I’m using the term “Vernacular Photography” to describe this image. A good friend of mine gave me a definition for it (after a rather contentious debate from which I learned some humility): “Vernacular photography is photography by indigenous populations for indigenous consumption”. Meaning photographs that are created with the intent to be consumed by the audience that created them. The photographer does not have to be known or unknown; neither does the sitter. What matters is the intent. So a Mathew Brady portrait of a client off the street, commissioned by that client for their own personal use, even if the client were famous, would be vernacular, but Brady’s civil war documentary, even the camp scenes of soldiers at rest, would not. Diane Arbus’ photos are NOT vernacular, nor are Ansel Adams’. Their work was created for the express purpose of exposing an idea and sharing it with the world at large. Vernacular photography is created for a known, limited audience. Non-vernacular photography (art photography, documentary, etc) is created for an unknown, unlimited audience. The sitter for my tintype here probably had no expectation of the life of his image beyond whoever he gave it to being able to remember a moment in time at some now-unrecorded location. By collecting it, publishing it and categorizing it, though, do I now lift it out of that category of vernacular image by giving it that unknown, infinite audience?

There’s a wonderful book on the American Tintype by Steven Kasher called “America and the Tintype” which catalogs the better part of a century’s worth of mostly anonymous, vernacular photography from the tintype era. If you’re interested in the subject, I highly recommend picking up a copy.

Updates to the NY photographer’s map

I’ve found some more photographers to add to the map of New York. Again, you’ve got to love some of these self-descriptions of their businesses. Also interesting is the case of C.D. Fredericks, who ran studios in New York, Paris and Havana. Makes you wonder how he managed three studios in such far-flung cities at a time where steam-powered trans-atlantic crossings were just coming in to being, there was no telephone, and the airplane was still an opium-smoker’s dream.

I’ve reorganized the list in geographic order, with the assorted Lower Manhattan addresses first, then the ascent of Broadway, followed by the odds and outliers, including one in Brooklyn.

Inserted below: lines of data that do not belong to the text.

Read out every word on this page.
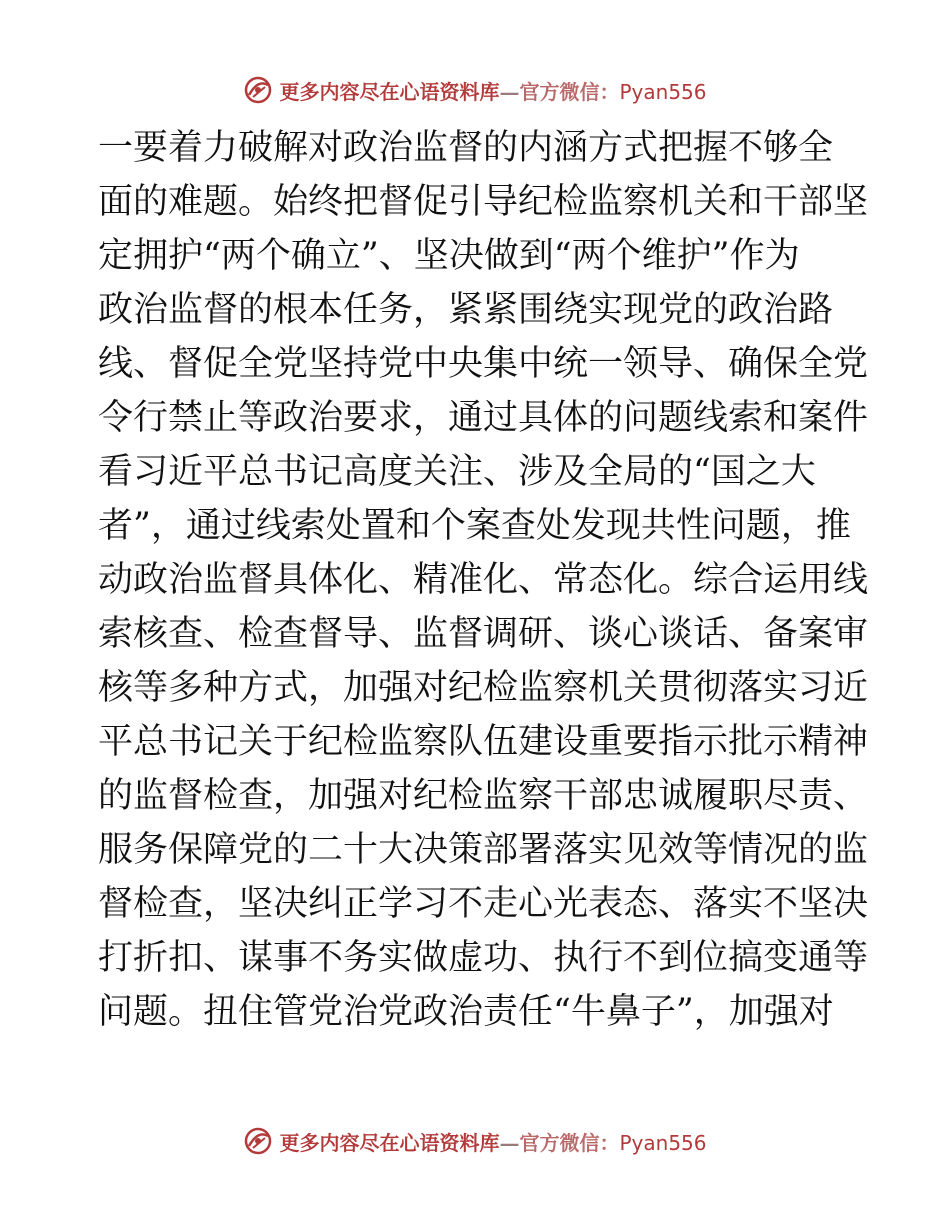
更多内容尽在心语资料库—官方微信：Pyan556
一要着力破解对政治监督的内涵方式把握不够全
面的难题。始终把督促引导纪检监察机关和干部坚
定拥护“两个确立”、坚决做到“两个维护”作为
政治监督的根本任务，紧紧围绕实现党的政治路
线、督促全党坚持党中央集中统一领导、确保全党
令行禁止等政治要求，通过具体的问题线索和案件
看习近平总书记高度关注、涉及全局的“国之大
者”，通过线索处置和个案查处发现共性问题，推
动政治监督具体化、精准化、常态化。综合运用线
索核查、检查督导、监督调研、谈心谈话、备案审
核等多种方式，加强对纪检监察机关贯彻落实习近
平总书记关于纪检监察队伍建设重要指示批示精神
的监督检查，加强对纪检监察干部忠诚履职尽责、
服务保障党的二十大决策部署落实见效等情况的监
督检查，坚决纠正学习不走心光表态、落实不坚决
打折扣、谋事不务实做虚功、执行不到位搞变通等
问题。扭住管党治党政治责任“牛鼻子”，加强对
更多内容尽在心语资料库—官方微信：Pyan556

STUDIO NAME ADDRESS DATES OF OPERATION
R.A. Lewis 152 Chatham Street * unknown
R.A. Lord 164 Chatham Street * unknown
K.W. Beniczky #2 New Chambers Street, corner of Chatham * unknown
Vaughan’s Gallery 228 Bowery unknown
H. Merz E. Houston & Essex Streets unknown
Bailey’s Photograph Gallery 371 Canal Street unknown
O.O. Roorbach, Publisher of Dramatic Photographs 122 Nassau Street unknown
Mathew Brady 643 Bleeker Street (1859-1860)
Jaquith, Daguerrian Parlor 98 Broadway unknown
S.A. Holmes, Daguerreotype Studio 289 Broadway unknown
Josiah Thompson, Daguerreotypist 315 Broadway 1849-1853
J. Gurney & Sons, Daguerreotype Studio 349 Broadway unknown – early
Mathew Brady 359 Broadway (1853-1859)
Bogardus 363 Broadway 1860s
E. Anthony, Publisher, Brady’s National Portrait Gallery 501 Broadway unknown
W.C. Wemyss, Dealer in Photographs, Books, &c. 575 Broadway unknown
C.D. Fredericks & Co
587 Broadway, New York
31 Passage du Havre, Paris
108 Calle de la Habana, Havana
587 Broadway unknown
Anson’s Daguerreotype Gallery 589 Broadway unknown – 1850s
Chas. K. Bill 603 Broadway unknown
J. Gurney & Sons 707 Broadway unknown – mid
Mathew Brady 785 Broadway (1860-)
Glosser 827 Broadway unknown
Bogardus 872 Broadway late 1870s
T.J. Maujer, Passepartout & Carved Walnut frame manufacturer, Dealer in Photographs, Artist’s Materials, &c. 953 Broadway & 183 5th Avenue unknown
J. Gurney & Sons 5th Avenue & 16th Street unknown – late
Loud’s Celebrated Album Cards unknown unknown
Fernando Dessaur 145 8th Avenue unknown
Estabrook’s Ferrotypes 379 Fulton Street, Brooklyn unknown

* addresses no longer exist. New Chambers Street & Chatham Street are now approximately where New York City Civic Center and Police Headquarters are now located.